Desde 2015 Ola Bini participa como palestrante e apoiador da Cryptorave. Na sexta edição, que vai ocorrer 3 e 4 de maio deste ano, ele participaria com uma atividade sobre desenvolvimento de software com segurança por padrão. Familiares, colegas de trabalho, amigos e ativistas ao redor do mundo estão organizando uma rede por sua liberdade e um site: FreeOlaBini. Abaixo uma carta do próprio:

Carta de Ola Bini da prisão de El Inca, Equador

1. Primeiro, quero agradecer a todas as pessoas que estão me apoiando aí fora. Me contaram da atenção que este caso despertou no mundo todo e isso é algo que agradeço mais do posso expressar com palavras. A minha família, meus amigos, a todos os que estão próximos, mando todo meu amor. Tenho sempre em meus pensamentos.

2. Acredito firmemente no direito a privacidade. Sem privacidade não é possível agir e sem agir, somos escravos. Por isso dediquei a minha vida a esta luta. A vigilância é uma ameaça para todos nós, e nós devemos pará-la.
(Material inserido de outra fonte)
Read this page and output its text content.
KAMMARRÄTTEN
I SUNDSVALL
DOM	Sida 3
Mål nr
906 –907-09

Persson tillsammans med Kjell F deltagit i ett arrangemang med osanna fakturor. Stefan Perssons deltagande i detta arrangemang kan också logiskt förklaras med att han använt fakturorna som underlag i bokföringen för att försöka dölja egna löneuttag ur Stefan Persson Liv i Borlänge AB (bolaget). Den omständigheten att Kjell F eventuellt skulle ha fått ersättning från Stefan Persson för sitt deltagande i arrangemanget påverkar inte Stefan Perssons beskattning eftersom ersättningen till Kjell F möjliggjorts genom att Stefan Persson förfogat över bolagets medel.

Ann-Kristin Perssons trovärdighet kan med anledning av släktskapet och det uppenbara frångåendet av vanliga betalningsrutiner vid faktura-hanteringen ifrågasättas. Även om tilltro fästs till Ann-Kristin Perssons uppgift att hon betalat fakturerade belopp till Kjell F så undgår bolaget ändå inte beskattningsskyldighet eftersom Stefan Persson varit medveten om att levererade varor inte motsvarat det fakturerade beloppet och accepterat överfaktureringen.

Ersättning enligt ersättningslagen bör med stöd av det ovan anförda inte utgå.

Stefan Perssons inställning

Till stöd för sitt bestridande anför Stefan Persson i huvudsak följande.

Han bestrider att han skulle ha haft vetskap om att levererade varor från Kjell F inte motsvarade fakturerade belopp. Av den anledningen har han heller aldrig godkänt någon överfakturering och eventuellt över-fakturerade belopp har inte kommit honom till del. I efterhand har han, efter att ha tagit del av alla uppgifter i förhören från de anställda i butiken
3. Os líderes do mundo estão promovendo uma guerra contra o conhecimento. O caso contra mim é baseado nos livros que eu tenho lido e da tecnologia que eu tenho. Isso é algo Orwelliano – uma Crimideia. Não podemos deixar que isso aconteça. O mundo se fechará mais e mais ao nosso redor até que não nos reste mais nada. Se o Equador pode fazer isso, outros também podem. Temos que parar essa ideia agora, antes que isso seja tarde demais.

4. Eu tenho confiança que será óbvio que não há substância para esse caso, e que isso acabará em nada.

5. Não posso evitar de falar algo sobre o sistema penal equatoriano. Eu estou sendo detido nas melhores circunstâncias e ainda assim é terrível. É necessário uma séria reforma. Meus pensamentos vão para todos os demais presos no Equador.